Urteil für Montag erwartet
Im Vorverfahren erklärte der Beschuldigte, dass er mit der Al-Nusra-Front nichts zu tun habe. Er habe sich an humanitären Einsätzen für die Zivilbevölkerung in Syrien beteiligt; die Uniform auf einem Foto sei jene der Freien Syrischen Armee, lautete seine Rechtfertigung. Er ist einer von insgesamt sechs mutmaßlichen Dschihadisten, die in der Salzburger Justizanstalt Puch-Urstein inhaftiert sind und der erste von ihnen, der sich nun am Landesgericht Salzburg verantworten muss. Der Prozess ist vorerst nur für Montag anberaumt. Es wird dann bereits ein Urteil erwartet.
"Ich bin prinzipiell ein Pazifist"
Der Angeklagte beteuerte am Montag vor dem Schöffensenat seine Unschuld. "Ich bin prinzipiell ein Pazifist", ließ der 28-jährige Syrer dem Vorsitzenden des Schöffensenates über einen Dolmetscher ausrichten. Mit der Al-Nusra-Front habe er nichts zu tun, er habe nur mitgeholfen, die Zivilbevölkerung in umkämpften syrischen Gebieten mit Hilfsgütern zu versorgen.

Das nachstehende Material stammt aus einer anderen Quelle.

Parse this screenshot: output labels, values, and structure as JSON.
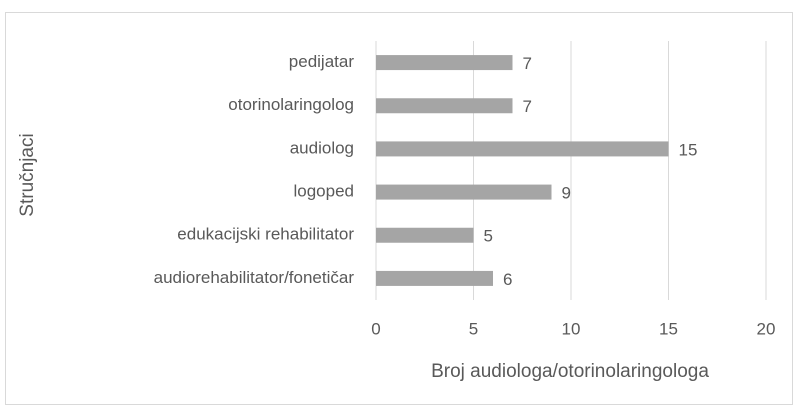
{
  "chart_data": {
    "type": "bar",
    "orientation": "horizontal",
    "xlabel": "Broj audiologa/otorinolaringologa",
    "ylabel": "Stručnjaci",
    "categories": [
      "pedijatar",
      "otorinolaringolog",
      "audiolog",
      "logoped",
      "edukacijski rehabilitator",
      "audiorehabilitator/fonetičar"
    ],
    "values": [
      7,
      7,
      15,
      9,
      5,
      6
    ],
    "color": "#a5a5a5",
    "xlim": [
      0,
      20
    ],
    "xticks": [
      0,
      5,
      10,
      15,
      20
    ],
    "grid": true
  }
}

"Ich habe mir gedacht, dass, wenn uns die Al-Nusra-Front auf dem Weg aus der Stadt stellt, dann könnten wir ihnen dieses Foto zeigen. Damit wir garantiert aus der Stadt herauskommen", übersetzte der Dolmetscher die Angaben des Beschuldigten, der während seiner Einvernahme eine dunkle Mütze auf dem Kopf trug. "Die Leute, mit denen ich die Lebensmittel in die Stadt brachte, hatten Angst um ihr Leben." Die Intention für dieses Lichtbild sei gewesen: "Ich trage diese Sachen, um zu beweisen, dass ich mich zu dieser Gruppe bekenne und dass man uns nichts antun kann."
Bevor er die Lebensmittel in die Stadt gebracht habe, sei er bei einem Checkpoint an der Stadteinfahrt quasi unter Druck gesetzt worden, er müsse einer "Organisation" angehören, nur dann dürfe er hinein, schilderte der Syrer. Und als er dann die Hilfsgüter hineinbringen wollte, sei ihm vorgeworfen worden, er sei ein Assad-Anhänger und kein Moslem. "Ein Jugendlicher sagte zu mir: 'alles was du sagst ist eine Lüge'. Sie haben mir auf den Kopf geschlagen", erklärte der Syrer und deute auf seine Haube.

Zu Beginn seiner Einvernahme erläuterte der Angeklagte, dass er bis 2008 in Syrien studiert habe und daneben auch verschiedene andere Tätigkeiten, beispielsweise für eine Disco, ausübte. "Wir haben damals gut gelebt." Als im März 2013 die Revolution in Syrien ausgebrochen sei, sei er noch Befürworter des syrischen Regimes gewesen, weil der Preis dieser Revolution sehr hoch gewesen wäre, so der Angeklagte. "Dann hat das Regime angefangen, eine Politik der verbrannten Erde zu verbreiten. Da habe ich meine Meinung geändert, ich war gegen das syrische Regime. Die syrische Armee hat Bomben auf meine Heimatstadt geworfen und unschuldige Menschen getötet."

Dass es sich bei dem Prozess um eine Terrororganisation drehte, belastete offenbar alle Beteiligten. Der Vorsitzende bat vor Beginn der Verhandlung die Medienvertreter, keine Fotos von den Mitgliedern des Schöffensenates abzubilden. Er und auch der Staatsanwalt ersuchten, ihre Namen nicht zu nennen. Der Angeklagte erkundigte sich, ob von ihm Ton- und Bildaufnahmen aufgezeichnet werden. "Ich bin bereit, offen zu sprechen. Es kann sein, dass ich aber Informationen preisgebe, die meiner Familie in Syrien Schaden bringen."